米の王様『コシヒカリ』が温暖化でピンチ 暑さに強い品種の開発競争が激化 滋賀産「みずかがみ」など健闘 コシヒカリを越えるか
気温が高すぎて悲鳴を上げているのは人間だけじゃない?日本一のお米、コシヒカリがピンチに! 米の王様『コシヒカリ』が温暖化でピンチ 滋賀産「みずかがみ」など暑さに強い品種の開発競争が激化 農家:米も人間もそうです。これだけ暑いと耐えられへん。精米しても、つぶれてしまう。 一体何が…。そして、この状況を打破する秘策とは?
■国内の作付割合で44年間1位の「コシヒカリ」
おいしいお米の代名詞ともいわれる「コシヒカリ」。今年も関西の各地で、田植えが進んでいる。 和歌山の農家:おいしいです。慣れたら栽培しやすいです。今まで何種類か変えてみて、やっぱり落ち着くのがコシヒカリです。 今、日本の米の作付の3割を超えているコシヒカリ。2位のひとめぼれ以下を大きく引きはなし、44年間、堂々の一位。 関西有数の米どころとして知られる京都の丹後地方、与謝野町でも…。 京都・与謝野町の農家 小谷安博さん:丹後のコシヒカリを植えます。コシヒカリの苗。しっかり根が張っとるのが適期(適した時期)に植える苗。 丹後のコシヒカリは、見た目や味、食感などを総合審査し、5段階で評価する「食味ランキング」で最高評価の「特A」の常連だった。しかし、2014年を最後に「特A」は取れていない。 京都・与謝野町の農家 小谷安博さん:何とかして特Aを取りたいんだけど、いかんせん、温暖化が進んどるんで。 温暖化によって、コシヒカリに一体何が起きているのか。
■米作り名人も苦戦 しかし「やめることはない」
1956年に誕生したコシヒカリ。味の良さ、育てやすさから各地に広まり、「米の王様」とまで言われるようになった。 しかし開発から60年以上がたった今、日本の気候は大きく変化した。 コシヒカリにとって重要な8月の平均気温が、およそ3度上がっている。この暑さにコシヒカリは耐えられないのだ。 京都府知事賞を受賞するなど、米作り名人の小谷安博さんですら、苦戦を強いられている。 去年収穫したコシヒカリの玄米を、精米し、選別機にかけてみると…。 京都・与謝野町の農家 小谷安博さん:乳白粒(白く濁ったもの)と茶米が出てきた。(商品からは)はねている。
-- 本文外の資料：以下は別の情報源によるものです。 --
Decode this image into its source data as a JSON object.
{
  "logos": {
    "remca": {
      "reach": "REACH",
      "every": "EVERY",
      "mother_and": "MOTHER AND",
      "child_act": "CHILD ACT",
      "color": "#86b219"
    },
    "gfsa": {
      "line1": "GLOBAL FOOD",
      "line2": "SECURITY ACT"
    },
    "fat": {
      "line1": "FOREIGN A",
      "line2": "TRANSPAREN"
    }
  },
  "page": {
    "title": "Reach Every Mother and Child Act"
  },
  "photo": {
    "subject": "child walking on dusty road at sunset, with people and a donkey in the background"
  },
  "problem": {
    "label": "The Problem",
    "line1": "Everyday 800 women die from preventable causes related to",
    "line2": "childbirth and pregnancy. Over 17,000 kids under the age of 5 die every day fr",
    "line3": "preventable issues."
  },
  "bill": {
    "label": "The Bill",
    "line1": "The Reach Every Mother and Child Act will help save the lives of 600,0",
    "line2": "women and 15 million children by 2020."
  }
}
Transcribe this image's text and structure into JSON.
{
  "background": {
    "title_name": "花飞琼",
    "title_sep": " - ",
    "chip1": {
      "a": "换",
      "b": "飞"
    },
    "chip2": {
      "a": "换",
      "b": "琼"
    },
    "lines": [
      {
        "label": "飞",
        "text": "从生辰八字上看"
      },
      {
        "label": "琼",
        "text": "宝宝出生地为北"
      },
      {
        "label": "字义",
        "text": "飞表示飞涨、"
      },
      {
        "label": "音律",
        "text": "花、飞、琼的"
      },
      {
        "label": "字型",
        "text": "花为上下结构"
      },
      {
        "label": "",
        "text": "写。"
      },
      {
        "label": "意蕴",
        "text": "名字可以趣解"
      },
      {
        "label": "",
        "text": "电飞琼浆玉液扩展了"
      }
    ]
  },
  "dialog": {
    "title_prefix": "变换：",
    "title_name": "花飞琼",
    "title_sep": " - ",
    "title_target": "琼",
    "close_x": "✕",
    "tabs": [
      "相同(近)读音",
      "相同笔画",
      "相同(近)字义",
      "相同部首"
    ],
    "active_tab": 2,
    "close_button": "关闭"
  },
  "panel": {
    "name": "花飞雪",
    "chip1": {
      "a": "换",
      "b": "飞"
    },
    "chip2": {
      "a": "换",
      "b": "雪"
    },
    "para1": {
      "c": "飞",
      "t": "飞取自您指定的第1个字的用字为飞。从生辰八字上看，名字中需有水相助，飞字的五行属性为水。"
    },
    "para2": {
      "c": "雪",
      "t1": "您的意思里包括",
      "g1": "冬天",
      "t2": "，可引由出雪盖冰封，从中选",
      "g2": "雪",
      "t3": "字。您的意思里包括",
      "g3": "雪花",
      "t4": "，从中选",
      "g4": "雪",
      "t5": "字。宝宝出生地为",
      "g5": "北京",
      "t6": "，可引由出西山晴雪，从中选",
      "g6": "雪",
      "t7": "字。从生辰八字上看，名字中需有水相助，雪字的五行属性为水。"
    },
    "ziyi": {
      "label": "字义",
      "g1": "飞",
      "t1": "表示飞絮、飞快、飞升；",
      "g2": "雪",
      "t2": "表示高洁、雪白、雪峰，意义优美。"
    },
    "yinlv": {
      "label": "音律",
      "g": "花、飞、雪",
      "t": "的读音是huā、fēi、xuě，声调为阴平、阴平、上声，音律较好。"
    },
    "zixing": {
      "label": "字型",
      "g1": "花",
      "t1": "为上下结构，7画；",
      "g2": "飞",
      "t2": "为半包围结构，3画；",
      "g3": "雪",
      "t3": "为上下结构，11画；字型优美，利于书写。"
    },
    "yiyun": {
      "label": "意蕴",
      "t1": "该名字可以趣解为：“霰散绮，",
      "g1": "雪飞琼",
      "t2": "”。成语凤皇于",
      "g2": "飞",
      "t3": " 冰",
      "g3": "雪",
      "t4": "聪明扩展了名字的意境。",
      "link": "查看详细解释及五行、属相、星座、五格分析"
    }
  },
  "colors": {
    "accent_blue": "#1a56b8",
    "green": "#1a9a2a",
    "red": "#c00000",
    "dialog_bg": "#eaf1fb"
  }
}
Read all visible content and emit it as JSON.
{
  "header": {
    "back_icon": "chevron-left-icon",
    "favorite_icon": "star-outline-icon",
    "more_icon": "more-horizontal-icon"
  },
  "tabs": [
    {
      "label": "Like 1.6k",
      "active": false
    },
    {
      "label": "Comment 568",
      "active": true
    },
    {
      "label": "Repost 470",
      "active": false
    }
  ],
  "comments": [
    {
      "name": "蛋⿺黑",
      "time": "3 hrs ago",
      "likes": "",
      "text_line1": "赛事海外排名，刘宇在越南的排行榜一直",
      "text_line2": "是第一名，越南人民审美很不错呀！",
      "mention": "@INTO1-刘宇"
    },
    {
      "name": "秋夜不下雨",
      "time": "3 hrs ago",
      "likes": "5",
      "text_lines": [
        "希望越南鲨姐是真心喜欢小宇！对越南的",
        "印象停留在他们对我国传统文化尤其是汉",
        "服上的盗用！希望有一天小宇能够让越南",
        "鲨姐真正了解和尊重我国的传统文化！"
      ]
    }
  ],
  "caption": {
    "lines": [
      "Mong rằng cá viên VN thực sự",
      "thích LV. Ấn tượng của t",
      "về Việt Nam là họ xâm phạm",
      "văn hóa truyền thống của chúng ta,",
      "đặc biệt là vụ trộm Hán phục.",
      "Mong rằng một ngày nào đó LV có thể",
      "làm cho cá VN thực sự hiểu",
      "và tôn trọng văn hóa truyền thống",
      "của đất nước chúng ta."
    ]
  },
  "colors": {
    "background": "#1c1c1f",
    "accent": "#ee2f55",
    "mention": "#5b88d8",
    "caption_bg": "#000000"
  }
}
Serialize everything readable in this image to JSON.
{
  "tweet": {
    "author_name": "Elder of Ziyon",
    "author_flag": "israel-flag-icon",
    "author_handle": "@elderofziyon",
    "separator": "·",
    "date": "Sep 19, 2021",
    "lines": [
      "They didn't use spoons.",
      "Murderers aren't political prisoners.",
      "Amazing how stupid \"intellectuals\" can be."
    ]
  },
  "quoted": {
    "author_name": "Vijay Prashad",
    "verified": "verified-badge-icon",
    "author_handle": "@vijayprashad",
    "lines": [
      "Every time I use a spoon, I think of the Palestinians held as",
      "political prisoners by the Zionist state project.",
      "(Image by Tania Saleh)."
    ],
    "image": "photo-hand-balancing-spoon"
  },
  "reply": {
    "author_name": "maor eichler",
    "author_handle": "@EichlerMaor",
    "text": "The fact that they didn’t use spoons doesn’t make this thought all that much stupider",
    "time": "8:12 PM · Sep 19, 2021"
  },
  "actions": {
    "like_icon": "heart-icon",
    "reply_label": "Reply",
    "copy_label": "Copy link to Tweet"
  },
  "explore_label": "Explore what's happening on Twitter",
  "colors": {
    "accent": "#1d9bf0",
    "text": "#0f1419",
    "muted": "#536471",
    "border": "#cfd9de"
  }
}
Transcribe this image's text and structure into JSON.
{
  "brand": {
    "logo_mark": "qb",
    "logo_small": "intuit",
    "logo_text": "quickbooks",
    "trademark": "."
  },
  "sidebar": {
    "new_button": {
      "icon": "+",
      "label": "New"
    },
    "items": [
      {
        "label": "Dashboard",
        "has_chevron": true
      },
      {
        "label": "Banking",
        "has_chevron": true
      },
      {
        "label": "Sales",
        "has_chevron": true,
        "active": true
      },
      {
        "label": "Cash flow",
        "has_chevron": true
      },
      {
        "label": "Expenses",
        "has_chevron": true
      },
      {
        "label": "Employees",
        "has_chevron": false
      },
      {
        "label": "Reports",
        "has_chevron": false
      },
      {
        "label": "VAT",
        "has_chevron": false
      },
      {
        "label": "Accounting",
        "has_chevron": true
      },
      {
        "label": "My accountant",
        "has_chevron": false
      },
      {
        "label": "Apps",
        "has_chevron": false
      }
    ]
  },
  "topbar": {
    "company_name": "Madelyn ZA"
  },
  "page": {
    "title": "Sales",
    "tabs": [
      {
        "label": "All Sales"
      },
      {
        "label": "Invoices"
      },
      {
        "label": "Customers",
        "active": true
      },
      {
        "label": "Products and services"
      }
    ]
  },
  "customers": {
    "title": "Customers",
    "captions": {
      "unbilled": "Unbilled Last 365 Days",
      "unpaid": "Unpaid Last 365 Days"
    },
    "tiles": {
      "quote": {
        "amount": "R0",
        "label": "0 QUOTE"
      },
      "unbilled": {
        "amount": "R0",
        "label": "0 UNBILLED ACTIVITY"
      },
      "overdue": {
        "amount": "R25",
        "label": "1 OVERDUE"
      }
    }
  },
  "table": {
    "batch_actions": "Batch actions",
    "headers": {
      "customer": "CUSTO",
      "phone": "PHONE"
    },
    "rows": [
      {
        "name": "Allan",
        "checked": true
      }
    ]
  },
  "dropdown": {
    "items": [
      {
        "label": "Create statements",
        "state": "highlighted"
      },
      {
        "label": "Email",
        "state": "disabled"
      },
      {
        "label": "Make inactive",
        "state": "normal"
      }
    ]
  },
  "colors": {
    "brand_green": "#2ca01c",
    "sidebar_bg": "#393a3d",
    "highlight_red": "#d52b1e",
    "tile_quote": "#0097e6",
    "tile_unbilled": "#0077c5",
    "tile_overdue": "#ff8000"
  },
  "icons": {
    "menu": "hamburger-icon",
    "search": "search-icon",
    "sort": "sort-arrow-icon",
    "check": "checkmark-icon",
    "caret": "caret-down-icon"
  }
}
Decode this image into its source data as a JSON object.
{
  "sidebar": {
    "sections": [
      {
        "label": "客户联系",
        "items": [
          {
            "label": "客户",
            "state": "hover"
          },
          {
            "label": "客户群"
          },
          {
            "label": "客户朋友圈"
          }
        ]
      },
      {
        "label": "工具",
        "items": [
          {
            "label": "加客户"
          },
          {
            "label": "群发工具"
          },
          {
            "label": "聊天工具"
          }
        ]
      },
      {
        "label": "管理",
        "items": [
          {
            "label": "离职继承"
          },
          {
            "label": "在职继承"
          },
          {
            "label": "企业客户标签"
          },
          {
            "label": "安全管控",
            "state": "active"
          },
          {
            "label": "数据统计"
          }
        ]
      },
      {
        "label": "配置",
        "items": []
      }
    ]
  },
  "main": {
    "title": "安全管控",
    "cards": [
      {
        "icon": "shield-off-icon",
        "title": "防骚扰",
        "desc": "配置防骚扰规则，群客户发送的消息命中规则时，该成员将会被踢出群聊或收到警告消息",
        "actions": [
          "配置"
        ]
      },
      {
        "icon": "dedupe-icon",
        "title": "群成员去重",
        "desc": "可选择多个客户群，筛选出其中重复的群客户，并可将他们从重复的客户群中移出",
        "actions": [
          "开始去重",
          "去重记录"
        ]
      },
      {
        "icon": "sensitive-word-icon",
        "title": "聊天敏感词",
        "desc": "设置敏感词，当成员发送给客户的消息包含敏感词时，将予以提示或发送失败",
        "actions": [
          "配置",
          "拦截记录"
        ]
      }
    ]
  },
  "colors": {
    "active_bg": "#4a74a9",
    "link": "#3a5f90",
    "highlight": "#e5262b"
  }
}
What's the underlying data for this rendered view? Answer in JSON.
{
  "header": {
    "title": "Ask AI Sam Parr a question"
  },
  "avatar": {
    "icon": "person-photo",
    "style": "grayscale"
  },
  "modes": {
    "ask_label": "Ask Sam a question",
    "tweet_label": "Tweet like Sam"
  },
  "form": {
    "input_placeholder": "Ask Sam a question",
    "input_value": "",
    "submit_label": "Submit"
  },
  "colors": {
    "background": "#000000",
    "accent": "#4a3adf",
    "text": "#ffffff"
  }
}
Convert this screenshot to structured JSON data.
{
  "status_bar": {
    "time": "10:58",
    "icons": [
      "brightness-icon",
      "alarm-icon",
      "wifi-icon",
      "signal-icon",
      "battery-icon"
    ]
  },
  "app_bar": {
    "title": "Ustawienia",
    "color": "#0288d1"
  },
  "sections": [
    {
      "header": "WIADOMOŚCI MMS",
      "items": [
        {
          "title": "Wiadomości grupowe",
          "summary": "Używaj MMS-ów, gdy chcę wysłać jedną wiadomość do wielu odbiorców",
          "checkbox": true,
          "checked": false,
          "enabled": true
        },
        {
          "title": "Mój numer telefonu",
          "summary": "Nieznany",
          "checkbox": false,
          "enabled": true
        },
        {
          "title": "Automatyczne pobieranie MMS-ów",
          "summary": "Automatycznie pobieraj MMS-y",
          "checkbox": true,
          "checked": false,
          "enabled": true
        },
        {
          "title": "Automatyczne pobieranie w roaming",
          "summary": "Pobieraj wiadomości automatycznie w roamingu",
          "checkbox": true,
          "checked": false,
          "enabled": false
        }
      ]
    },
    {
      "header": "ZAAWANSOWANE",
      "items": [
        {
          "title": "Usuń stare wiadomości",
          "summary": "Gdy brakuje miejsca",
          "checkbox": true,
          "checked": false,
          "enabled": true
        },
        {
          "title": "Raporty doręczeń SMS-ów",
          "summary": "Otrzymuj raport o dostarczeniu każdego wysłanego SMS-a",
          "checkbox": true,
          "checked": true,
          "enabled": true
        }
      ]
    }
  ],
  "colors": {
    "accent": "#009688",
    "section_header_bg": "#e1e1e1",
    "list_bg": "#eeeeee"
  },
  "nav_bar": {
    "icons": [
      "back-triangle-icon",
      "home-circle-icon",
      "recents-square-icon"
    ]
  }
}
こんな米粒がごはんの中に入っていると困るので、機械で抜いている。 一般的にお米は、暑すぎるとでんぷんが十分に行きわたらない。割れてしまったり、白く濁ったり、茶色くなるなど、品質の落ちた米粒が増えてしまう。 京都・与謝野町の農家 小谷安博さん:胴割れが5.6%ということで、これは高いです。温暖化のせいで温度が上がりすぎる。食味(の評価)はSですけど、外観はA。総合評価はA。今はこれが精いっぱいの評価。 味はおいしくても、見た目が影響して、高評価を取るのが難しくなっている。 京都府丹後農業改良普及センター 大砂古俊之さん:それほど力を入れていない方でもある程度は上手に作れて、収量も高かった。今はかなり上手な方でも苦戦して、収量も等級も落ちている。以前よりは工夫しないとおいしい米にはならない。 与謝野町は、他の産地のコシヒカリと差別化するため、ブランド戦略を進めてきた。 町が肥料工場を設立し、「いわし・おから」などを使った独自の肥料を開発。すでに町をあげて、味への努力は尽くしているのだ。 Q.コシヒカリをやめるという選択肢は? 京都・与謝野町の農家 小谷安博さん:やめることはないと思う。われわれはコシヒカリで育ったので、コシヒカリの味に慣れているので、コシヒカリがないと困る。苗は一緒なので、土作りとかして、根がしっかり張れるようにするしかないんじゃないですか。天候を変えるわけにはいかない。水だって川から流れてくる水だし。今年もいい米ができたらいいなと思います。